楊如意款款地在沙發上坐下來,並沒有靠近惠惠,仍然是很平靜地說:「我說這些,沒有一點看不起你的意思。我也是從鄉下走出來的,我們都不容易。你放心,學費我會給你的,這三年的學費我全給你。不過,我要讓你知道,我不是個好人。」
惠惠看了楊如意一眼,又恨又怨的一眼,忽一下站起來了……
楊如意依舊坐著,說:「你要想走,我不攔你。我不勉強你做什麼。以後有難處你還可以找我……」
惠惠咬了咬嘴唇,突然說:「那我走了。」
楊如意也站了起來,說:「好,我送你……」
楊如意的目光像錐子一樣盯著惠惠,像是把她的心「釘」住了。漸漸,漸漸,惠惠的頭勾下去了……
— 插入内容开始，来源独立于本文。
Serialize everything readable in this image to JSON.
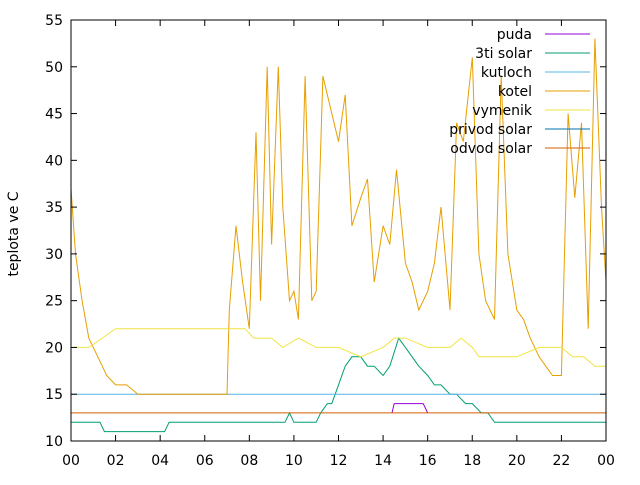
{
  "chart_data": {
    "type": "line",
    "ylabel": "teplota ve C",
    "xlabel": "",
    "title": "",
    "xlim": [
      0,
      24
    ],
    "ylim": [
      10,
      55
    ],
    "x_tick_labels": [
      "00",
      "02",
      "04",
      "06",
      "08",
      "10",
      "12",
      "14",
      "16",
      "18",
      "20",
      "22",
      "00"
    ],
    "y_tick_labels": [
      "10",
      "15",
      "20",
      "25",
      "30",
      "35",
      "40",
      "45",
      "50",
      "55"
    ],
    "grid": false,
    "legend_position": "top-right",
    "series": [
      {
        "name": "puda",
        "color": "#9400D3",
        "x": [
          14.4,
          14.5,
          15.8,
          16.0
        ],
        "y": [
          13,
          14,
          14,
          13
        ]
      },
      {
        "name": "3ti solar",
        "color": "#009E73",
        "x": [
          0,
          1.3,
          1.5,
          4.2,
          4.4,
          9.6,
          9.8,
          10.0,
          11.0,
          11.2,
          11.5,
          11.7,
          12.0,
          12.3,
          12.6,
          13.0,
          13.3,
          13.6,
          14.0,
          14.3,
          14.7,
          15.0,
          15.3,
          15.6,
          16.0,
          16.3,
          16.6,
          17.0,
          17.3,
          17.7,
          18.0,
          18.4,
          18.7,
          19.0,
          19.3,
          21.0,
          22.5,
          23.0,
          24.0
        ],
        "y": [
          12,
          12,
          11,
          11,
          12,
          12,
          13,
          12,
          12,
          13,
          14,
          14,
          16,
          18,
          19,
          19,
          18,
          18,
          17,
          18,
          21,
          20,
          19,
          18,
          17,
          16,
          16,
          15,
          15,
          14,
          14,
          13,
          13,
          12,
          12,
          12,
          12,
          12,
          12
        ]
      },
      {
        "name": "kutloch",
        "color": "#56B4E9",
        "x": [
          0,
          24
        ],
        "y": [
          15,
          15
        ]
      },
      {
        "name": "kotel",
        "color": "#E69F00",
        "x": [
          0,
          0.2,
          0.5,
          0.8,
          1.2,
          1.6,
          2.0,
          2.5,
          3.0,
          4.0,
          5.0,
          6.0,
          7.0,
          7.1,
          7.4,
          7.7,
          8.0,
          8.3,
          8.5,
          8.8,
          9.0,
          9.3,
          9.5,
          9.8,
          10.0,
          10.2,
          10.5,
          10.8,
          11.0,
          11.3,
          11.6,
          12.0,
          12.3,
          12.6,
          13.0,
          13.3,
          13.6,
          14.0,
          14.3,
          14.6,
          15.0,
          15.3,
          15.6,
          16.0,
          16.3,
          16.6,
          17.0,
          17.3,
          17.6,
          18.0,
          18.3,
          18.6,
          19.0,
          19.3,
          19.6,
          20.0,
          20.3,
          20.6,
          21.0,
          21.3,
          21.6,
          22.0,
          22.3,
          22.6,
          22.9,
          23.2,
          23.5,
          23.8,
          24.0
        ],
        "y": [
          37,
          30,
          25,
          21,
          19,
          17,
          16,
          16,
          15,
          15,
          15,
          15,
          15,
          24,
          33,
          27,
          22,
          43,
          25,
          50,
          31,
          50,
          35,
          25,
          26,
          23,
          49,
          25,
          26,
          49,
          46,
          42,
          47,
          33,
          36,
          38,
          27,
          33,
          31,
          39,
          29,
          27,
          24,
          26,
          29,
          35,
          24,
          44,
          42,
          51,
          30,
          25,
          23,
          49,
          30,
          24,
          23,
          21,
          19,
          18,
          17,
          17,
          45,
          36,
          44,
          22,
          53,
          35,
          27
        ]
      },
      {
        "name": "vymenik",
        "color": "#F0E442",
        "x": [
          0,
          0.8,
          1.4,
          2.0,
          5.0,
          7.0,
          7.8,
          8.2,
          9.0,
          9.5,
          10.2,
          11.0,
          12.0,
          13.0,
          14.0,
          14.5,
          15.0,
          16.0,
          17.0,
          17.5,
          18.0,
          18.3,
          19.0,
          20.0,
          21.0,
          22.0,
          22.5,
          23.0,
          23.5,
          24.0
        ],
        "y": [
          20,
          20,
          21,
          22,
          22,
          22,
          22,
          21,
          21,
          20,
          21,
          20,
          20,
          19,
          20,
          21,
          21,
          20,
          20,
          21,
          20,
          19,
          19,
          19,
          20,
          20,
          19,
          19,
          18,
          18
        ]
      },
      {
        "name": "privod solar",
        "color": "#0072B2",
        "x": [
          0,
          24
        ],
        "y": [
          null,
          null
        ]
      },
      {
        "name": "odvod solar",
        "color": "#D55E00",
        "x": [
          0,
          24
        ],
        "y": [
          13,
          13
        ]
      }
    ]
  }
}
楊如意走上前輕輕地撫摸著惠惠的頭髮,說:「惠惠,我說的都是實話。我不能騙你。你也該有個思想準備。」
惠惠忽然一下子撲到了楊如意的身上,「別說了,別說了……」
楊如意抱住這個剛剛踏入社會的姑娘,輕聲說:「惠惠……」
惠惠的頭貼在楊如意的胸脯上,喃喃地說:「我知道你看不上我,你不會和我結婚的……」
楊如意的手更輕了,他輕輕地撫摸著惠惠的乳房,頭貼在她的耳邊說:「不,惠惠。我知道自己,我是怕你跟我受連累。因為我不是好人……」
惠惠的臉更紅了,她渾身顫抖著緊緊地貼在楊如意身上,說:「抱緊我,我冷……」
楊如意把她輕輕地抱了起來,抱到床上去了。惠惠軟軟地癱在他的懷抱裡,兩眼微微地閉著。假如這時候她看楊如意一眼,她一定會害怕的。這雙眼睛像盯著獵物的猛獸一般,熒熒地閃著綠火一般的亮光。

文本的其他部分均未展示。